As students enter summer vacation amid decreasing COVID-19 restrictions, administrators are busy preparing for what the next school year might look like amid the ongoing pandemic.
Haines Borough School District superintendent Roy Getchell is creating surveys and conducting focus groups with students, parents, teachers and residents to try and learn what worked well with distance learning, and what could be improved.
Getchell said he plans to not only interview school stake holders, but professionals in the medical field, business leaders and mental health. “Hopefully, when you filter all of this together you can get a better idea of how we can safely meet the needs of our students and our community,” Getchell said.
Beyond local desires and needs, Getchell must consider CDC guidelines and work within the Department of Education and Early Development’s “Alaska Smart Start 2020” framework for how to reopen schools across the state. DEED is creating low, medium and high-risk categories for districts across the state, which will influence everything from safety protocols, food service and transportation needs to the scope of curriculum, schedules and how to measure learning.
“We know that we have to plan for multiple scenarios because things are apt to change no matter what,” Getchell said. “The hope is that by the end of June I’ve got a plan for the board which we’ll have to reassess at the end of July or at the end of August. Right now, a month is a long time.”

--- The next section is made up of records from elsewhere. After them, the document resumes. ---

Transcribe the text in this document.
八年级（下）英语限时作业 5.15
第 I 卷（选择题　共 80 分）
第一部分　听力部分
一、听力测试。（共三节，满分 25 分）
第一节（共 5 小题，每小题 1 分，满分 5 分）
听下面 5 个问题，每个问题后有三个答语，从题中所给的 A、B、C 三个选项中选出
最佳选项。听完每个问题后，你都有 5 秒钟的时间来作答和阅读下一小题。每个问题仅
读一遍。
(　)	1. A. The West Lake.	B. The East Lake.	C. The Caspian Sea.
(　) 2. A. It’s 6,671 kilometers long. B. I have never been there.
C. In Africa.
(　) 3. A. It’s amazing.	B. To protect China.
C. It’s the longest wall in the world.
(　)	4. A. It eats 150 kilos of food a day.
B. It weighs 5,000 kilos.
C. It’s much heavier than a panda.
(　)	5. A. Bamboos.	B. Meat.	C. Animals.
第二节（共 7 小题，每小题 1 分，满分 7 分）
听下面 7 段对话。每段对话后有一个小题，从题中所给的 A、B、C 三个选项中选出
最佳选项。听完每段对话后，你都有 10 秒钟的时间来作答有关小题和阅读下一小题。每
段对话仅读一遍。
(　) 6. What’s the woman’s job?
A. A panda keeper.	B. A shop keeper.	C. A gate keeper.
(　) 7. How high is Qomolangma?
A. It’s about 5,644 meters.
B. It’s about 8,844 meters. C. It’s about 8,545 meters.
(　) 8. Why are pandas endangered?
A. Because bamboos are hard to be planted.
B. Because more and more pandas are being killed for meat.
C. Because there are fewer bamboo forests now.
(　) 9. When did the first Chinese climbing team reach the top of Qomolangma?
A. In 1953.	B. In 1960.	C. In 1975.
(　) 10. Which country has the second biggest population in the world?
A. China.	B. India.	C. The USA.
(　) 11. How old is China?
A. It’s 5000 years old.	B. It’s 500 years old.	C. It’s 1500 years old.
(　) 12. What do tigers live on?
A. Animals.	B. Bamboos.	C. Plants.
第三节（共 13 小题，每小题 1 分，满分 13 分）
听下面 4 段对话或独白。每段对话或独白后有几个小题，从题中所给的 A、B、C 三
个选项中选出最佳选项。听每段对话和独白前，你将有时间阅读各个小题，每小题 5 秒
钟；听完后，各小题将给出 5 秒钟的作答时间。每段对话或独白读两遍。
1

DEED is following CDC guidelines and the Alaska Department of Health and Human Services and will work with each school district as it plans on how and wh 0ere to educate students.
In other parts of the country, schools are planning to limit exposure by alternating days students come to school, keeping gatherings to a minimum and requiring students to wear masks.
Getchell organized a focus group with middle schoolers and teachers last week where they discussed, if distance learning happens again, everything from requiring group class meetings to purchasing blue-light filtering glasses to combat eye fatigue. Distance learning required students to work on laptops and iPads for several hours a day.
“This year we had to do a lot of online stuff,” eighth grader and student council member Ariel Godinez Long said. “That was hard for my eyes.”
Class lectures were taught via Zoom, an online group meeting platform. Those classes were optional for students this spring. Middle school teacher Lisa Andriesen said that if distance learning continues next school year, at least some of those group events should be mandatory.
“I would require that they attend the classes at least twice a week if it was full-time online schooling,” Andriesen said. “We need to see more students face to face. Some kids got confused or kind of lost since (the meetings) weren’t required. They didn’t always understand what they were supposed to do.”
She said that group sessions enable students to benefit from others’ questions, questions they might not have thought to ask.
“That happens in a regular classroom,” Andriesen said. “They learn from each other, feed off other people’s ideas. They missed that kind of a thing for sure.”
The state waived standardized testing requirements this spring as well as a literacy evaluation for lower grades. Andriesen described the curriculum as bare bones and that if distance learning continues, teachers will need additional resources to help with instruction.
Her daughter, student body president Lydia Andriesen, said students were initially stressed with the amount of work they had, but teachers and administrators reduced the load as the last quarter progressed. On average, she said she spent between 4-5 hours online each day with school work.
“Art and music were optional, which helped with the amount of time we spent online, but a lot of our classes (were reduced.) In world history we didn’t get to World War II,” Andriesen said. “We didn’t finish our energy unit in physics. We didn’t get into another chapter in Spanish.”
Getchell said the district did well getting students through the end of the year, but that the model is unsustainable in the long run.
“There’s no way we could sustain doing what we did if it was on a long-term basis,” Getchell said. “We have to make some adjustments.”